NPB statistics (through 2025 season)
- Batting average: .240
- Home runs: 25
- Runs batted in: 73

Teams
- Fukuoka SoftBank Hawks (2022–present);

Career highlights and awards
- Japan Series champion (2025);

= Isami Nomura =

Japanese baseball player (born 1996)

Isami Nomura (野村 勇, Nomura Isami) is a Japanese professional baseball infielder for the Fukuoka SoftBank Hawks of Nippon Professional Baseball (NPB).

==Professional career==
On October 11, 2021, Nomura was drafted by the Fukuoka Softbank Hawks in the 2021 Nippon Professional Baseball draft.

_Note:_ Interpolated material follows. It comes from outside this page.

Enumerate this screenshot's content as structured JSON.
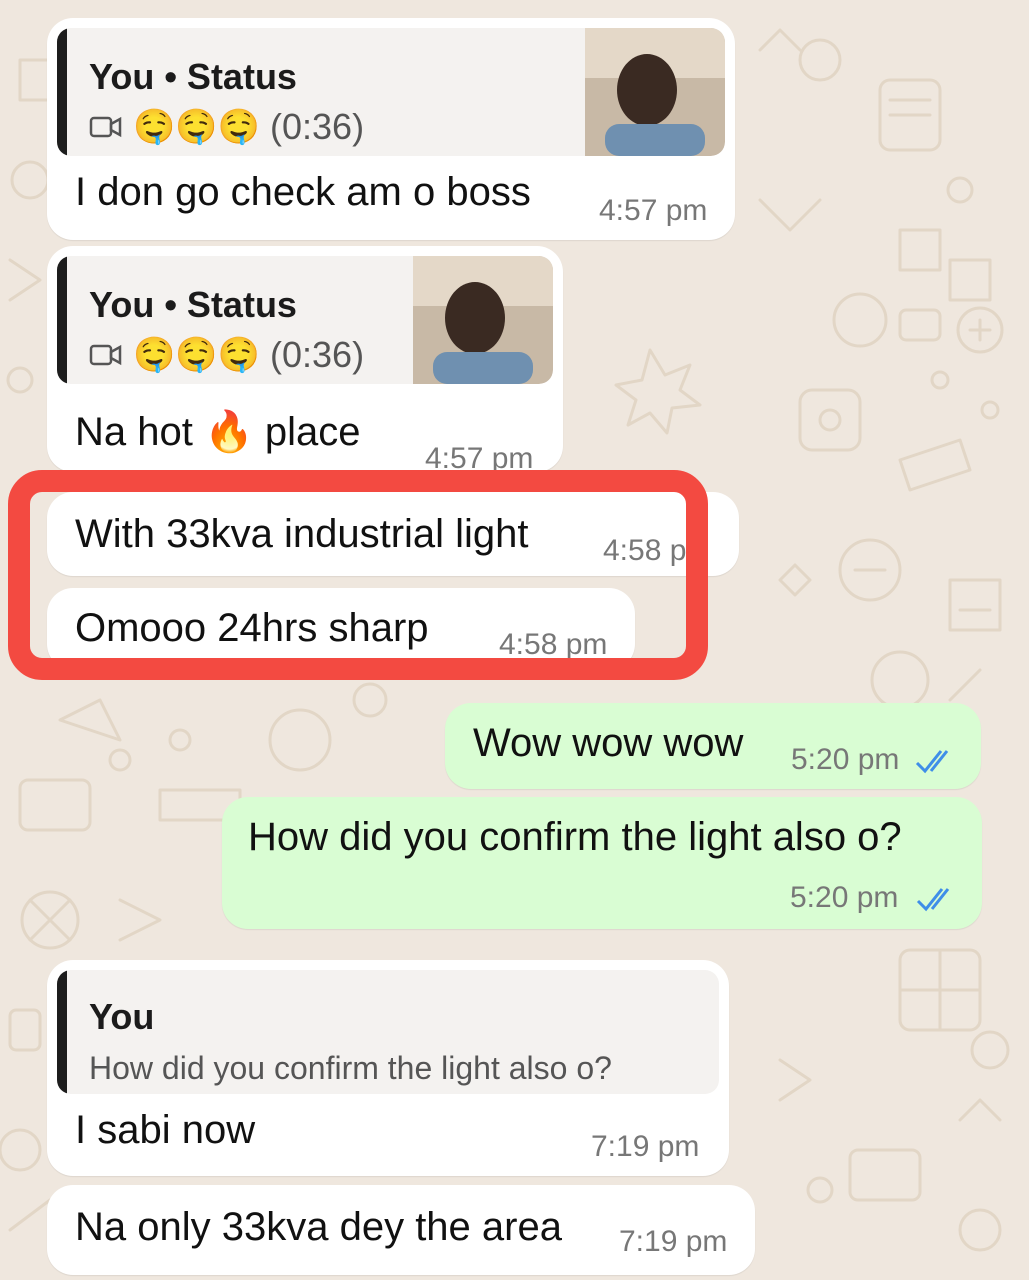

On March 25, 2022, Nomura made his first league debut in the Pacific League against the Hokkaido Nippon-Ham Fighters as a pinch runner.

On March 29 He recorded his first stolen base against the Chiba Lotte Marines On April 6, he played as a no.2 and left field against the Orix Buffaloes and recorded his first hit. He also recorded his first home run on April 21 against the Buffaloes.

On August 21, Nomura hit two home runs against the Hokkaido Nippon-Ham Fighters, bringing his total to 10. It was the first time a rookie player had hit a 10 homers since Masataka Yoshida in 2016 and the first Hawks team record in 83 years, since Kazuto Tsuruoka did it in 1939.

On October 2 against the Chiba Lotte Marines, he recorded 10 stole bases, becoming the first rookie player to hit a 10 home runs and a 10 stolen bases in the Pacific League in 37 years since Hiromitu Kumano in 1985.

In 2022 season, he finished the regular season with a .239 batting average, 10 home runs, 25 runs batted in, and 10 stolen bases in 97 games as a rookie player.

In 2023 season, Nomura has been suffering from lower back pain since spring training and underwent lower back surgery on March 31. As a result, he spent the first half of the season undergoing rehabilitation, and finished the season with a batting average of .160, a 3 home runs, and a 7 RBIs in 50 games.